Thirteenth International Workshop on
Real-Time Business Intelligence and Analytics

August 26, 2019 - Los Angeles, CA, USA

Keynote speakers

Philip A. Bernstein

Stream Processing in an Actor-Oriented Database System

Many of today's near-real-time, server applications are stateful and processor-intensive. Since their workload is often highly variable, they must be scalable and elastic. Example applications include multi-player games, social networking, mobile computing, telemetry, and Internet of Things. These applications have stateless front-end processors that feed stateful objects in the cloud. Usually these objects are backed by key-value cloud storage, rather than by stored procedures in a database system. This enables the system to scale elastically by adding or removing inexpensive middle-tier servers. When the objects are single-threaded and do not share memory, they are called actors. There are dozens of programming frameworks for building actor applications, such as Akka, Erlang, Orbit, and Orleans. Although these applications do not use a database system, they can benefit from database abstractions, such as transactions, indexing, queries, replication, geo-distribution, and stream processing. We therefore propose a new type of database system, called an actor-oriented database system (AODB), which supports these features over middle-tier stateful objects. As an example feature, we will discuss how to add stream processing to an AODB. The AODB must support different stream processing engines and message transports as plug-ins. It must allow a mix of declarative queries and custom application code and enable fault-tolerant processing of events. We will explain how these requirements were met in the stream processing framework of Orleans.

Philip A. Bernstein

Philip A. Bernstein is a Distinguished Scientist at Microsoft Research. He has published over 150 papers and two books on the theory and implementation of database systems, especially on transaction processing and data integration, which are still the major focus of his research.
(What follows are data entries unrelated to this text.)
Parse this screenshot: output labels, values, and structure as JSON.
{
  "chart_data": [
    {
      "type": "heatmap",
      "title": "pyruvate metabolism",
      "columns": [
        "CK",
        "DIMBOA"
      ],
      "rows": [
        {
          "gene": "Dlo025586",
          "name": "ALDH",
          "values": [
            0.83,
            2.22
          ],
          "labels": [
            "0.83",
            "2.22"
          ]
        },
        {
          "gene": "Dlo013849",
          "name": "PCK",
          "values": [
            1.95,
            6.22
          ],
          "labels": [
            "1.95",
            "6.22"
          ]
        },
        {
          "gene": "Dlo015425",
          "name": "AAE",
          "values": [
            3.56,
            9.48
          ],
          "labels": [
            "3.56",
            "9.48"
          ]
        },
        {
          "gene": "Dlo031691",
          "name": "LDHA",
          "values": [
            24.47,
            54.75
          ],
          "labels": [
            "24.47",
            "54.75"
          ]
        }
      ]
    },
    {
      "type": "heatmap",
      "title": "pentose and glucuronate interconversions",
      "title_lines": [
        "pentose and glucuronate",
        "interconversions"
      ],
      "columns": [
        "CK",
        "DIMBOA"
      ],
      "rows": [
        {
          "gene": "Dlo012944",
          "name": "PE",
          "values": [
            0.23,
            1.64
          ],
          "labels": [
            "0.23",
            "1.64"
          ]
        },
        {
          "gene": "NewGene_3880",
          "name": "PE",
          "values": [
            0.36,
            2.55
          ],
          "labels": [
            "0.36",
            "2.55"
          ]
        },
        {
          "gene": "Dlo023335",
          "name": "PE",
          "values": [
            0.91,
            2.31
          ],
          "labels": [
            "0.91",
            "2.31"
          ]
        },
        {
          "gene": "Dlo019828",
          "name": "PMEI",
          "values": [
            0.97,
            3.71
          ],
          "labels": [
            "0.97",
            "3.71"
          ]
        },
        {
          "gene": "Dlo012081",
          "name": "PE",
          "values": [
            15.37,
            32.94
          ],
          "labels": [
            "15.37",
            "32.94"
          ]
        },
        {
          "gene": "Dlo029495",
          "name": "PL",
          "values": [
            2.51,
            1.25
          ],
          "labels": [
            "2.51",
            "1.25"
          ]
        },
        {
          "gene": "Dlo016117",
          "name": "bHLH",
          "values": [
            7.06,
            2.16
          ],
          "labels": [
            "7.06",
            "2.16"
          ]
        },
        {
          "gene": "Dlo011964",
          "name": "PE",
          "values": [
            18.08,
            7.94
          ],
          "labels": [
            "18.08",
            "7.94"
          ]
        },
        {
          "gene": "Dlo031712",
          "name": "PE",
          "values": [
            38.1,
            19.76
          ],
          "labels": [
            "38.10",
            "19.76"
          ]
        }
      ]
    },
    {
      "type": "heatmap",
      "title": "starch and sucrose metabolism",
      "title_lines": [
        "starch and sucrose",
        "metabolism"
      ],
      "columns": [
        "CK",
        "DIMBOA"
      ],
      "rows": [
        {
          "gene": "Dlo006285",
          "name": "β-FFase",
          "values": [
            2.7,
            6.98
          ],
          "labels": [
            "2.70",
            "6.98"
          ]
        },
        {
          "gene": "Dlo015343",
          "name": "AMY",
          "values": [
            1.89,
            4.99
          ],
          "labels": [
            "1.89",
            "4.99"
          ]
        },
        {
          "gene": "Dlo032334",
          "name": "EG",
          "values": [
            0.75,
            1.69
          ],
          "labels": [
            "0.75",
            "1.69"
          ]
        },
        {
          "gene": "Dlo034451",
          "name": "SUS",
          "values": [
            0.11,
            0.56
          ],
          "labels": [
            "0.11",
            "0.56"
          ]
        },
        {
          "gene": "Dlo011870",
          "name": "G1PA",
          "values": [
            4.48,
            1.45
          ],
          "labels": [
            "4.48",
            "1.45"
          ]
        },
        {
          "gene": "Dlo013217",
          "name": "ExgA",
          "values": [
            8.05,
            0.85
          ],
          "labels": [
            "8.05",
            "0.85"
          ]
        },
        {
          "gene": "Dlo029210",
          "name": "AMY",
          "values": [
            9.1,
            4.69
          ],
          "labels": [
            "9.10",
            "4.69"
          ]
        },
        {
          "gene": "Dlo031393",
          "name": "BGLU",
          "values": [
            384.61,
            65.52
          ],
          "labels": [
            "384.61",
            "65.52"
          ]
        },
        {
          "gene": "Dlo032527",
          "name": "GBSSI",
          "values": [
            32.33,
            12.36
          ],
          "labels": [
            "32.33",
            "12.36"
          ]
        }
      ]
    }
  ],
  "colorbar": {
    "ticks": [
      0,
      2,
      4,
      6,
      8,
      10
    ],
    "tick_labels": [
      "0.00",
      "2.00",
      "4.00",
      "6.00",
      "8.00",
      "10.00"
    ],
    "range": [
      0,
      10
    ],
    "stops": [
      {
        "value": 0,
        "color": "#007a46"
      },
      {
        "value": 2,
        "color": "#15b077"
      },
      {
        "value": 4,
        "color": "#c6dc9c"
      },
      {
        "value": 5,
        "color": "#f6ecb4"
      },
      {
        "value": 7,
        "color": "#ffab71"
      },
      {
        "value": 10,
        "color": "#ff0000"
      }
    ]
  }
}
He is an ACM Fellow, a AAAS Fellow, a winner of ACM SIGMOD's Codd Innovations Award, a member of the Washington State Academy of Sciences, and the U.S. National Academy of Engineering. He received a B.S. degree from Cornell and M.Sc. and Ph.D. from University of Toronto.

Roger Barga

Extracting Real-Time Insights from Streaming Data

Stream data processing is about identifying and responding to events happening in your business, in your service or application, or with your customers in near real-time. Sensors, IoT and mobile devices, and online transactions all generate data that can be monitored constantly to enable a business to detect and then act on events and insights before they lose their value. The need for large scale, real-time stream processing of big data in motion is more evident now than ever before. In this talk I will draw upon our experience with Amazon Kinesis data streaming services to highlight use cases and dive deep into the role of machine learning over streaming data to extract insights in real-time.

Roger Barga

Roger Barga is General Manager for AWS Robotics and Autonomous Systems. Prior to that, Roger was General Manager and Director of Development for Amazon's Kinesis data streaming services. Before joining AWS, Roger was in the Cloud Machine Learning Group at Microsoft, where he was responsible for product management of the Azure Machine Learning service. Roger is also an affiliate professor at the University of Washington, where he is a lecturer in the Data Science and Machine Learning programs. Roger holds a PhD in computer science, has been granted over 30 patents, has published over 100 peer-reviewed technical papers and book chapters, and has authored a book on predictive analytics.